Using Text-to-Speech in VBVoice

Supported Engines

TTS engines vary widely in performance, price, and available languages. At the same time, the quality of generated voice is very subjective and its perception highly depends on the application. Even different languages within one product family from a single vendor may perform quite differently.

Therefore, to meet the wide range of customer expectations, VBVoice is integrated with number of engines:

Depending on the engine, different integration technologies have been used to achieve optimum voice quality and performance. Mrcp support is using MRCPv2 which is SIP based, while all the other engines are integrated through their native APIs.

For an up-to-date list of supported languages and their version for each TTS engine, please check the VBVoice Release Notes.

Licensing

Text-to-speech is licensed by the number of concurrent TTS sessions. The total number of sessions used on the network is controlled by the Runtime Manager (RTM). At startup, every VBVoicemachine on the network contacts the RTM to negotiate its own limit of the concurrent TTS sessions. Once started, all channels on this machine can dynamically share the pool of TTS sessions up to the negotiated maximum. The number of sessions that the machine asks for during the startup is defined by the INI setting NumberOfEngines in [TTS] (default is 1) or the number of channels defined in all linegroup controls in the system, whichever is less.
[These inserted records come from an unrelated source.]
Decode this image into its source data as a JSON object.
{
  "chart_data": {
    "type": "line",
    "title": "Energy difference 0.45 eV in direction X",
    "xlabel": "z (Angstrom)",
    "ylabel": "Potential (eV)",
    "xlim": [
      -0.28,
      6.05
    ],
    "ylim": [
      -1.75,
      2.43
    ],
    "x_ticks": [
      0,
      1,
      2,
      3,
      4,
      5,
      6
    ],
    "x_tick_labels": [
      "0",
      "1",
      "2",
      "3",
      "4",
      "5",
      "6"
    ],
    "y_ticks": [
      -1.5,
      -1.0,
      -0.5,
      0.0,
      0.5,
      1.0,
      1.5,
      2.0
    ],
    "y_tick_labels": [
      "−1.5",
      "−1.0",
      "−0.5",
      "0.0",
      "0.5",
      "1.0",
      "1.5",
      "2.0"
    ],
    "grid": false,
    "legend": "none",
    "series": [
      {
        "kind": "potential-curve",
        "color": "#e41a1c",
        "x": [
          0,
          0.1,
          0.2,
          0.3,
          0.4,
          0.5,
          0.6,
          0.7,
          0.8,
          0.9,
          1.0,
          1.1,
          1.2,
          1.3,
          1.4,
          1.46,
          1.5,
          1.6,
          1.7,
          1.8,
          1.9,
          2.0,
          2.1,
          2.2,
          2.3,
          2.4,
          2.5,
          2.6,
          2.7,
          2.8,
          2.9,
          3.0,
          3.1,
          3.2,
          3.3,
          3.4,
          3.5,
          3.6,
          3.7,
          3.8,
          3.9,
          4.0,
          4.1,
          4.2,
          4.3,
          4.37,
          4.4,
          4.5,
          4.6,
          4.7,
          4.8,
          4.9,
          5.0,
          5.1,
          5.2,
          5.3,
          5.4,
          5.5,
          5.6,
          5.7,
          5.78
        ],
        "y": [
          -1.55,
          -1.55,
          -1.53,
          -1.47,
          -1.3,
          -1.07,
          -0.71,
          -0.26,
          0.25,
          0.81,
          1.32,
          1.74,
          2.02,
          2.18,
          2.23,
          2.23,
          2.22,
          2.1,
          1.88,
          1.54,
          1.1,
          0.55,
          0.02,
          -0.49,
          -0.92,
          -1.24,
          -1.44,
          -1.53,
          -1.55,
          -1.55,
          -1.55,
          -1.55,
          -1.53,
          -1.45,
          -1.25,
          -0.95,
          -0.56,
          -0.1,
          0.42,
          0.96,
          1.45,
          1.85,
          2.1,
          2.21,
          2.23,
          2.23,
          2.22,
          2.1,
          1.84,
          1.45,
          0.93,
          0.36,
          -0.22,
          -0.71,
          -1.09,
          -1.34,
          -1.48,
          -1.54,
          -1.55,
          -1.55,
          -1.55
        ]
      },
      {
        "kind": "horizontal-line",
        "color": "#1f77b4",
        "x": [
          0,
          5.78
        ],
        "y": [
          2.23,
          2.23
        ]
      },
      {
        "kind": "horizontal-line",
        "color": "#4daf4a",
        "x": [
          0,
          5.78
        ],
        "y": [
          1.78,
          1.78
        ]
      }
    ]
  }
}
In VBVoice, a TTS session is associated with playing a single TTS phrase. When a call starts to play a greeting containing a SayText phrase, one TTS session is used for the duration of the play. However, implementation for Mrcp engine is an exception from this rule; the session is created the first time is needed in a call and is kept until that call ends. This is to avoid high the payload of SIP session creating and ending.

If the system tries to play a greeting containing a SayText phrase and the number of concurrent TTS sessions has been exceeded, then a VoiceError event occurs, with an error code of 252. In this event the TakeCall method can be used to route the call to another control.

System Phrases

TTS is used by VBVoice to say text when it encounters the System Phrase type SayText. Any text specified in the phrase definition will be vocalized by the Text-to-Speech engine. This text can be set at runtime using the Greeting and Phrase properties, and it can also include properties from other VBVoice controls using the %% syntax.